Derangement of a Factor Upstream of RARα Triggers the Repression of a Pleiotropic Epigenetic Network

Background: Chromatin adapts and responds to extrinsic and intrinsic cues. We hypothesize that inheritable aberrant chromatin states in cancer and aging are caused by genetic/environmental factors. In previous studies we demonstrated that either genetic mutations, or loss, of retinoic acid receptor alpha (RAR alpha), can impair the integration of the retinoic acid (RA) signal at the chromatin of RA-responsive genes downstream of RAR alpha, and can lead to aberrant repressive chromatin states marked by epigenetic modifications.
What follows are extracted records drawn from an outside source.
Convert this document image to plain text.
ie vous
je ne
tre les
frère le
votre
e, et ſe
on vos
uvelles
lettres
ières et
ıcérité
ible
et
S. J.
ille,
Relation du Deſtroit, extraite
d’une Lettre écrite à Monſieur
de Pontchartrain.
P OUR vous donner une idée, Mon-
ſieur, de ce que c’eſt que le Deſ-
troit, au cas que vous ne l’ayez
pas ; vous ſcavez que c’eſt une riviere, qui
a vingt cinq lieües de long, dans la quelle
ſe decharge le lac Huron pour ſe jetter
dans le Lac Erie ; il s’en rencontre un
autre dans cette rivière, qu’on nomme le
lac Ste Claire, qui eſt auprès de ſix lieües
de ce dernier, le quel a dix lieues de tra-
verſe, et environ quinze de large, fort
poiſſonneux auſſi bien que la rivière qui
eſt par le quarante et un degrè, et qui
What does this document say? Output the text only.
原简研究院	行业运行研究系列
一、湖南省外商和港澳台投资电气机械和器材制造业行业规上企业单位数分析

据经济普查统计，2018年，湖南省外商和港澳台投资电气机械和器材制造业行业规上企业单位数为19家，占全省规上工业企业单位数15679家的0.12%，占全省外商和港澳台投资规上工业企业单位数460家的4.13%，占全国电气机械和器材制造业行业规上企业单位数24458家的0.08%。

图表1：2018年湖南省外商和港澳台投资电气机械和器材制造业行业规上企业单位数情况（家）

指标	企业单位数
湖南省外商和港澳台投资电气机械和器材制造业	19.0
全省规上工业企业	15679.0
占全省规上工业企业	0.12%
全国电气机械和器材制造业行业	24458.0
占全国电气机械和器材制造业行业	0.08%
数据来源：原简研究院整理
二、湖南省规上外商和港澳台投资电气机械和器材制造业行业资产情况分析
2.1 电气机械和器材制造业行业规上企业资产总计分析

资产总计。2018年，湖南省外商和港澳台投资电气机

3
In this study we tested whether the mere interference with the availability of RA signal at RAR alpha, in cells with an otherwise functional RAR alpha, can also induce epigenetic repression at RA-responsive genes downstream of RAR alpha. Methodology/Principal Findings: To hamper the availability of RA at RAR alpha in untransformed human mammary epithelial cells, we targeted the cellular RA-binding protein 2 (CRABP2), which transports RA from the cytoplasm onto the nuclear RARs. Stable ectopic expression of a CRABP2 mutant unable to enter the nucleus, as well as stable knock down of endogenous CRABP2, led to the coordinated transcriptional repression of a few RA-responsive genes downstream of RAR alpha. The chromatin at these genes acquired an exacerbated repressed state, or state "of no return''. This aberrant state is unresponsive to RA, and therefore differs from the physiologically repressed, yet "poised'' state, which is responsive to RA. Consistent with development of homozygosis for epigenetically repressed loci, a significant proportion of cells with a defective CRABP2-mediated RA transport developed heritable phenotypes indicative of loss of function. Conclusion/Significance: Derangement/lack of a critical factor necessary for RARa function induces epigenetic repression of a RA-regulated gene network downstream of RARa, with major pleiotropic biological outcomes.